The non-monetary exchange of value is the most effective, constructive, system ever devised. Evolution and nature have been perfecting it for thousands of millennia. It requires no currency, contracts, government, laws, courts, police, economists, lawyers, or accountants. It does not require certified experts of any kind. It requires only ordinary, caring people.
The non-monetary exchange of value does not arise solely from altruistic motives. It also arises from deep, intuitive understanding that self-interest is inseparably connected with community interest; that individual good is inseparable from the good of the whole. It arises from intuitive understanding that all people and things are simultaneously independent, interdependent, and intradependent; that the singular me is distinguishable yet inseparable from the plural we.
In a true community, unity of the singular me and the plural we applies as well to beliefs, purposes and principles. Some we hold in common with all others in the community. Some we hold with some and not with others. Some we hold independently. In true community, the values of others we do not hold are nonetheless respected and tolerated, either because we realize that some of our beliefs will require respect and tolerance in return, or because we know those with different beliefs and values well enough to understand and respect the common humanity that transcends such differences.
True community also requires proximity—continual, direct interaction between people, place and things. Scale is thus extremely important. Proximity declines as scale increases. When direct, continual interaction is no longer possible the essence of community is lost. To call large agglomerations of people, place and things a community where proximity is impossible is to rob the word of all meaning.

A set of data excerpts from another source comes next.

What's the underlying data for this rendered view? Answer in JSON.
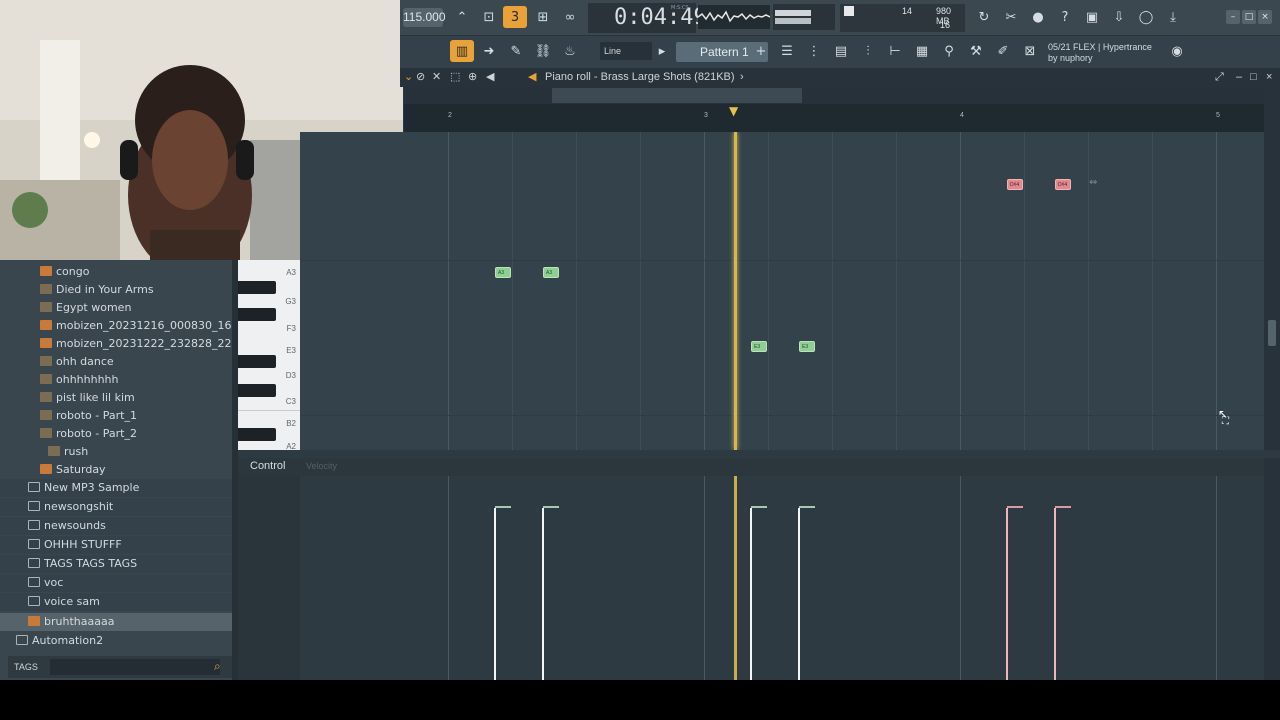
{
  "toolbar": {
    "tempo": "115.000",
    "time": "0:04:49",
    "time_unit": "M:S:CS",
    "mem_top": "14",
    "mem_mb": "980 MB",
    "mem_bottom": "16",
    "snap": "Line",
    "pattern": "Pattern 1",
    "news_line1": "05/21  FLEX | Hypertrance",
    "news_line2": "by nuphory",
    "accent": "#e8a23a"
  },
  "piano_roll": {
    "title": "Piano roll - Brass Large Shots (821KB)",
    "ruler": [
      "2",
      "3",
      "4",
      "5"
    ],
    "keys": [
      "A3",
      "G3",
      "F3",
      "E3",
      "D3",
      "C3",
      "B2",
      "A2"
    ],
    "notes": [
      {
        "label": "A3",
        "color": "green"
      },
      {
        "label": "A3",
        "color": "green"
      },
      {
        "label": "E3",
        "color": "green"
      },
      {
        "label": "E3",
        "color": "green"
      },
      {
        "label": "D#4",
        "color": "red"
      },
      {
        "label": "D#4",
        "color": "red"
      }
    ]
  },
  "control": {
    "label": "Control",
    "param": "Velocity"
  },
  "browser": {
    "items": [
      {
        "label": "congo",
        "icon": "audio"
      },
      {
        "label": "Died in Your Arms",
        "icon": "pattern"
      },
      {
        "label": "Egypt women",
        "icon": "pattern"
      },
      {
        "label": "mobizen_20231216_000830_16122023",
        "icon": "audio"
      },
      {
        "label": "mobizen_20231222_232828_22122023",
        "icon": "audio"
      },
      {
        "label": "ohh dance",
        "icon": "pattern"
      },
      {
        "label": "ohhhhhhhh",
        "icon": "pattern"
      },
      {
        "label": "pist like lil kim",
        "icon": "pattern"
      },
      {
        "label": "roboto - Part_1",
        "icon": "pattern"
      },
      {
        "label": "roboto - Part_2",
        "icon": "pattern"
      },
      {
        "label": "rush",
        "icon": "pattern"
      },
      {
        "label": "Saturday",
        "icon": "audio"
      }
    ],
    "folders": [
      {
        "label": "New MP3 Sample"
      },
      {
        "label": "newsongshit"
      },
      {
        "label": "newsounds"
      },
      {
        "label": "OHHH STUFFF"
      },
      {
        "label": "TAGS TAGS TAGS"
      },
      {
        "label": "voc"
      },
      {
        "label": "voice sam"
      }
    ],
    "selected": "bruhthaaaaa",
    "automation": "Automation2",
    "tags_label": "TAGS"
  }
}
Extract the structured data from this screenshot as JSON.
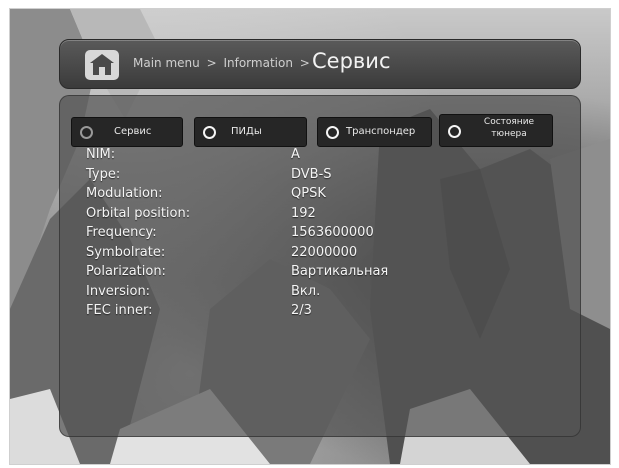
{
  "header": {
    "breadcrumb_main": "Main menu",
    "breadcrumb_sep": ">",
    "breadcrumb_info": "Information",
    "current": "Сервис"
  },
  "tabs": [
    {
      "label": "Сервис"
    },
    {
      "label": "ПИДы"
    },
    {
      "label": "Транспондер"
    },
    {
      "label_line1": "Состояние",
      "label_line2": "тюнера"
    }
  ],
  "info": [
    {
      "key": "NIM:",
      "value": "A"
    },
    {
      "key": "Type:",
      "value": "DVB-S"
    },
    {
      "key": "Modulation:",
      "value": "QPSK"
    },
    {
      "key": "Orbital position:",
      "value": "192"
    },
    {
      "key": "Frequency:",
      "value": "1563600000"
    },
    {
      "key": "Symbolrate:",
      "value": "22000000"
    },
    {
      "key": "Polarization:",
      "value": "Вартикальная"
    },
    {
      "key": "Inversion:",
      "value": "Вкл."
    },
    {
      "key": "FEC inner:",
      "value": "2/3"
    }
  ],
  "colors": {
    "header_bg": "#3b3b3b",
    "panel_bg": "#555555",
    "tab_bg": "#262626",
    "text": "#f5f5f5"
  },
  "icons": {
    "home": "home-icon",
    "tab_indicator": "ring-indicator-icon"
  }
}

Throughout history, the quintessential community, the fundamental building block of society. has been the family. It is there that the greatest non-monetary exchange of value takes place. It is there that the most powerful, non-material values can be created and exchanged. It is from family as community that all other societal entities are formed, whether for better or for worse
Without the three essentials, proximity, non-material value, and non-monetary exchange of value, no true community ever existed or ever will. If any of the three weaken, community begins to decline. If we were to set out to deliberately design an efficient system for the methodical destruction of community, we could not do better than our present efforts to monetize all value, mechanize all societal organizations and reduce life to the tyranny of mathematical measurement, markets and the ever increasing centralization of power and wealth that result. Money, mechanism, measurement and markets have their place. They are useful tools indeed. We should use them carefully for beneficent ends. But useful tools are all they are. They do not deserve the deification the apostles of unrestrained acquisition insist that we give them. Only fools worship their tools.
There can be no civil society worthy of the name without true community. In fact, there can be no life without it. All life and all earthly systems ore closed cycles of giving and receiving, of the non-monetary exchange of value, save only that gift of energy that comes from the sun.
When we monetize value, we have a means of measurement however misleading that allows us to calculate the relative efficiency of each part of the system. It doesn’t occur to us that efficiency is often ineffective; that we may be destroying an extremely effective system whose values we cannot measure in order to calculate the efficiency of ineffective systems. It doesn’t occur to us that attempting to engineer mechanistic societies and institutions based on mathematical measurement may be fundamentally flawed. As the popular dictum declares, “What gets measured is what gets done.” That is precisely the problem, for it requires that much more important values be ignored.
Giving and receiving can’t be measured in any meaningful sense. A gift with expectation of return is no gift at all. It is a bargain. In a non-monetary exchange of value, giving and receiving is not a bargain, it is an offer and an acceptance. In nature, when cycles of giving and receiving are out of balance, equilibrium is lost and disability and devastation soon arise. It is no different in society.
When money’s rant is on, we come to believe that life is a right which comes bearing a right which is the right of getting. Life is not a right. Life is a gift that comes bearing a gift which is the art of giving. Community is the place were we give our gifts and receive the gifts of others. When our individual and collective consciousness becomes receptive to new, chaordic concepts of organization, societal organizations may yet come into harmony with the human spirit and the biosphere. When those concepts resonate in the minds and hearts of enough people, beneficent institutional change is not only possible, it is inevitable.